BLOG — Postable
- Published: February 22, 2017
“This feels terrible.”
My daughter raised her head from where it was bowed over a plastic bowl, near the couch where she had just been lying. She was matter-of-fact as she said the words, and her face, blanched but for her bright pink cheeks, was stoic.
We’d been having a perfect Sunday earlier that day; we’d come home from Friends Meeting to find a group of neighborhood kids next door whom we had never met. One of them shyly approached as we got out of the car to go inside, and asked me if Lucy was allowed to play hide-and-seek with them. Lucy, having never before had a group of neighborhood kids invite her to play, grasped my hand and half-hid behind the purse I was holding, tentative about accepting. A sudden burst of self-confidence overtook her moments later, and she released my hand and ran to follow the other kids. I should perhaps have warned the other kids that Lucy, while very intelligent, is quite literally the worst player of hide-and-seek I’ve ever met. I went inside and looked out the living room window as Lucy counted to 20 and the other kids scattered, and I sat down and cried.
People around my age, especially those who are parents, have this obsession with collecting, preserving and publicly announcing perfect moments. Late Gen X-ers, Millennials or somewhere just in between, we were given the gift of being able to, via the Internet, broadcast the best versions of ourselves in our youth, and for many of us, it’s understood that the camera will pan out, the broadcast will widen to include our spouses and children as we age. Much has been written over the years about this now-common practice — maybe too much — so I’m not going to spend much time wringing my hands in this blog about whether or not posting pictures of my tacos on Facebook and Instagram makes my life somehow less authentic. What I will say is that, for my part, the way I process the passage of time as an adult seems to have been influenced largely by a personal and lifelong need to document, a need that I can’t really blame on social media, and one that ramped up significantly the moment my daughter was born.
What I can attribute to social media is the occasional tendency to measure the day in what I’m going to call “postable moments” — that is, rating the day based on whether something good enough to post on Instagram or Facebook has occurred. Was it funny? Was it moving? Was it adorable? Did I post it?
It sounds as off-putting now that I’m typing as it did when it occurred to me at around 3 a.m. the other day. I was listening out for Lucy, in case she called from her bedroom. I was lying on the couch, the same couch where I had cried earlier because Lucy had so effortlessly made new friends. Now that had been a perfect, postable moment: the sight of Lucy and and the neighborhood kids playing on and around our small porch, drinking the Hawaiian Punch I’d served them each from a pitcher, wishing I’d been wearing an apron or something so I could really get into the “neighborhood mom” vibe. Yes, it was a wonderful afternoon — until Lucy came in from playing, sat down on the linoleum in front of the aquarium and puked in her hands.
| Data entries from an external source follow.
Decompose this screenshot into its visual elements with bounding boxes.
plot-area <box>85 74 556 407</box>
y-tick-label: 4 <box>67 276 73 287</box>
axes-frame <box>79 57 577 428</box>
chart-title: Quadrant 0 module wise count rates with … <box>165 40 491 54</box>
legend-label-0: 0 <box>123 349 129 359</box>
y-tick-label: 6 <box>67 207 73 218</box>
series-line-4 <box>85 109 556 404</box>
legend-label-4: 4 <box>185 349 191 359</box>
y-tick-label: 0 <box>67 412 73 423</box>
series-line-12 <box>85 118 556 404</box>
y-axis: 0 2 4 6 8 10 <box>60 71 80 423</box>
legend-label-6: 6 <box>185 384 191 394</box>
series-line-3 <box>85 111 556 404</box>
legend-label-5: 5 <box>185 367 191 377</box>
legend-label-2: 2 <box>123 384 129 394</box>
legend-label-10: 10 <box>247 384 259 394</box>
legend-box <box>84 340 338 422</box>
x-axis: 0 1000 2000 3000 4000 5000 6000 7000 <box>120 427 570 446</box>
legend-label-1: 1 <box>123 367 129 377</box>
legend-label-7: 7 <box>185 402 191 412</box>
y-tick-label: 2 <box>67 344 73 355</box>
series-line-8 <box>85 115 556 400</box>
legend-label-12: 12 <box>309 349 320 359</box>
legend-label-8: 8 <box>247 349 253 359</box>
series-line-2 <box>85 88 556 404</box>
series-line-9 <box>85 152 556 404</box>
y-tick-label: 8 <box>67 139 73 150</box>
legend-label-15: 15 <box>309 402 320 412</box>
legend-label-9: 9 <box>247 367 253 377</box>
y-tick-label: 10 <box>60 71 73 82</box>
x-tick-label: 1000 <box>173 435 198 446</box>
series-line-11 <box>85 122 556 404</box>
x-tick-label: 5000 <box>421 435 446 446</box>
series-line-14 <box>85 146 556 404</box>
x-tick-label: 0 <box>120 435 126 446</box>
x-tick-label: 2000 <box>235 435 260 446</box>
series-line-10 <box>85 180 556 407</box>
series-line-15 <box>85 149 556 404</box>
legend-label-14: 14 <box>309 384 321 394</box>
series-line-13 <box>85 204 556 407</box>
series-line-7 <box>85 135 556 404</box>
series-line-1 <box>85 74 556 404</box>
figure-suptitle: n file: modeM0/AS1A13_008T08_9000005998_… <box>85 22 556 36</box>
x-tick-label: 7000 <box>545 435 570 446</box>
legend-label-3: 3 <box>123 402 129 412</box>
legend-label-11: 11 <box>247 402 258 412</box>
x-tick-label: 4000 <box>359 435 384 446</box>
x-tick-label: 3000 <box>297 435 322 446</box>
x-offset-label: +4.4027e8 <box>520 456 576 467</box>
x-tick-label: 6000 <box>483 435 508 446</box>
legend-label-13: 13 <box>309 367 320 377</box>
What occurred to me at 3 a.m. was that every postable moment is, naturally, preceded and followed by other moments; that moments, in fact, don’t exist. Or rather, they don’t exist until later. A moment is a film reel constructed in the mind to spin at will. A moment is a ghost, a telescope, a glance from the corner of the eye.
Again, this was 3 a.m., so bear with me.
I’m not going to beat myself up for wanting to share the best parts of my day with folks and receive them in kind from others, and I’m not going to beat you up about it, either. Surely assuming anything that you’ve got to say is important to someone else is an incredible act of ego, even if that assumption is true, and that can be applied to everybody. But in our quieter hours, perhaps pre-dawn and waiting for sounds from the next room, the things we don’t share rise and announce themselves. For example, holding your child’s hair back while she repeatedly barfs into one of the mixing bowls your mom gave you, one you grew up watching her use, and which you’ll probably never use again. Wishing she felt better so you could put her to bed in her own room as you normally do and enjoy the little bit of child-free time you normally have in the evenings. The guilt you feel for having the preceding thought when your daughter raises her head from your mother’s mixing bowl and doesn’t cry, but just looks at you and says, “This feels terrible.”
I want to forget these things, but they’ll come back to me. When they do, they won’t necessarily be any more true or false than the parts of my life I typically choose to share with others. They will, though, perhaps tell me more about myself than the snapshots on my phone. Or rather, they will remind me that I’m not always High Street Mom, resplendent on the porch with a pitcher of sugar water and a smile — if I ever was. They will remind me that, sometimes, I’m tired and annoyed and dumping a bowl of vomit down the toilet — and that you are, too.